Through most of our history, mourning occurred in a context where most Jews lived on the margins of power or suffered under it. Today Jewish mourning takes place within the context of Jewish empowerment. Like mourning, Jewish empowerment is complex and entangled. Still, one things is abundantly clear: Jewish power, enabled by our mourning on Tisha B’Av, is oppressing the Palestinian people.
Whatever one thinks of the emergency years after the Holocaust, Jews in Israel and America created the state of Israel that, then and now, diminishes and destroys Palestinian land and life. There isn’t any end in sight either. The emergency years of the Holocaust passed decades ago. Jewish mourning is still being used to oppress the Palestinian people.
Simply put, what was done to us, we are doing to others. Our Jewish liturgy of destruction recited on Tisha B’Av, must include the Palestinian people.
As we mourn Jewish suffering and call out those who transgressed against us, we must confess the suffering we are causing and call ourselves to account. Will we?
How sad it is that Jews have become conquerors and that the best and brightest among us have volunteered to serve this dubious cause. On Tisha B’Av, we must mourn our complicity.
As we mourn, we should not forget the light that some Jews shine on our complicity. In Jewish history, mourning has been the occasion for the arrival of the prophets, Isaiah, Jeremiah and Ezekiel among others. Today, the Jewish prophetic is on the move, pointing the way forward for Jews – with Palestinians.

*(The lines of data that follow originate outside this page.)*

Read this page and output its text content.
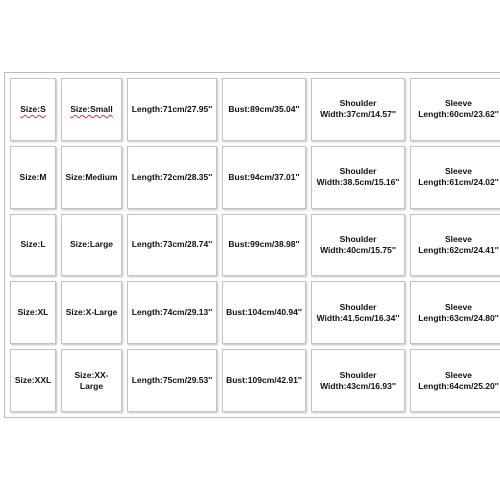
Size:S	Size:Small	Length:71cm/27.95''	Bust:89cm/35.04''	Shoulder Width:37cm/14.57''	Sleeve Length:60cm/23.62''
Size:M	Size:Medium	Length:72cm/28.35''	Bust:94cm/37.01''	Shoulder Width:38.5cm/15.16''	Sleeve Length:61cm/24.02''
Size:L	Size:Large	Length:73cm/28.74''	Bust:99cm/38.98''	Shoulder Width:40cm/15.75''	Sleeve Length:62cm/24.41''
Size:XL	Size:X-Large	Length:74cm/29.13''	Bust:104cm/40.94''	Shoulder Width:41.5cm/16.34''	Sleeve Length:63cm/24.80''
Size:XXL	Size:XX-Large	Length:75cm/29.53''	Bust:109cm/42.91''	Shoulder Width:43cm/16.93''	Sleeve Length:64cm/25.20''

Prophetic Jews, Jews of Conscience, recognize that mourning takes us in different directions and that we can choose the direction we travel. We can secure the Jewish future at the expense of others, including the Palestinian people, or boldly take on a broader solidarity with all those who are suffering, including and especially the Palestinian people.
In synagogue services on Tisha B’Av, the Torah scrolls are kept in the Ark, covered with a black shroud. As they should be. Yet, in my imagination, the shrouded Torah scrolls are surrounded by Star of David helicopter gunships.
Mourning combined with state power is an unholy alliance. Too often, mourning becomes an excuse for violating others. Jews are no exception.
This Tisha B’Av, Jews will choose mourning as destiny or possibility. Fasting is the least of it.